La justice sud-africaine va poursuivre l’ancien chef d’Etat, Jacob Zuma, pour fraude et corruption, a annoncé vendredi dernier lors d’une conférence de presse le procureur général de l’Etat, Shaun Abrahams.

«Après examen de la question, je suis d’avis qu’il y a des chances raisonnables que M. Zuma soit poursuivi avec succès» devant la justice, a-t-il déclaré.

Jacob Zuma est accusé de corruption, fraudes, racket et blanchiment d’argent. D’après l’Autorité nationale sud-africaine des poursuites (NPA), il fait l’objet de 16 accusations relatives à 783 cas d’actes illicites présumés.

L’ex-dirigeant sud-africain a été accusé de corruption pour la première fois à la fin des années 1990. A l’époque, Jacob Zuma, alors vice-président du parti au pouvoir, l’ANC, avait été soupçonné d’avoir été corrompu au sujet d’un contrat d’armement public avec des entreprises étrangères.

Finalement, grace aux pressions de son parti l’ANC, les charges qui pesaient contre lui avaient été abandonnées pour vice de procédure en 2009, juste avant son élection à la tête du pays.

Ensuite, Jacob Zuma a été accusé en 2016 d’avoir rénové sa résidence personnelle avec des fonds publics.

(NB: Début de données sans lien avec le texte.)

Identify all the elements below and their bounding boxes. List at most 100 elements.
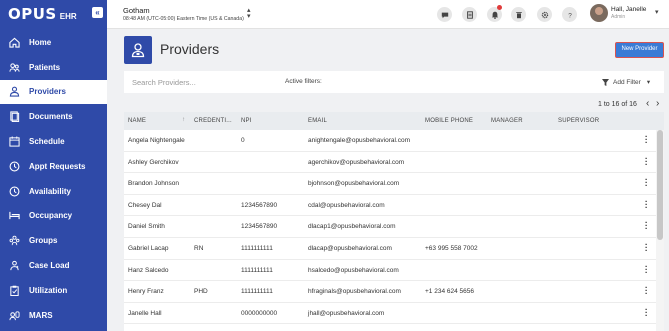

Et son nom a été cité à plusieurs reprises dans l’affaire Gupta, la famille de businessmen d’origine indienne impliquée dans diverses affaires de corruption.

Ces multiples polémiques et scandales, l’ex-chef d’Etat sud-africain Jacob Zuma a été contraint de démissionner de la présidence le 14 février dernier, après avoir été lâché par ses camarades de l’ANC.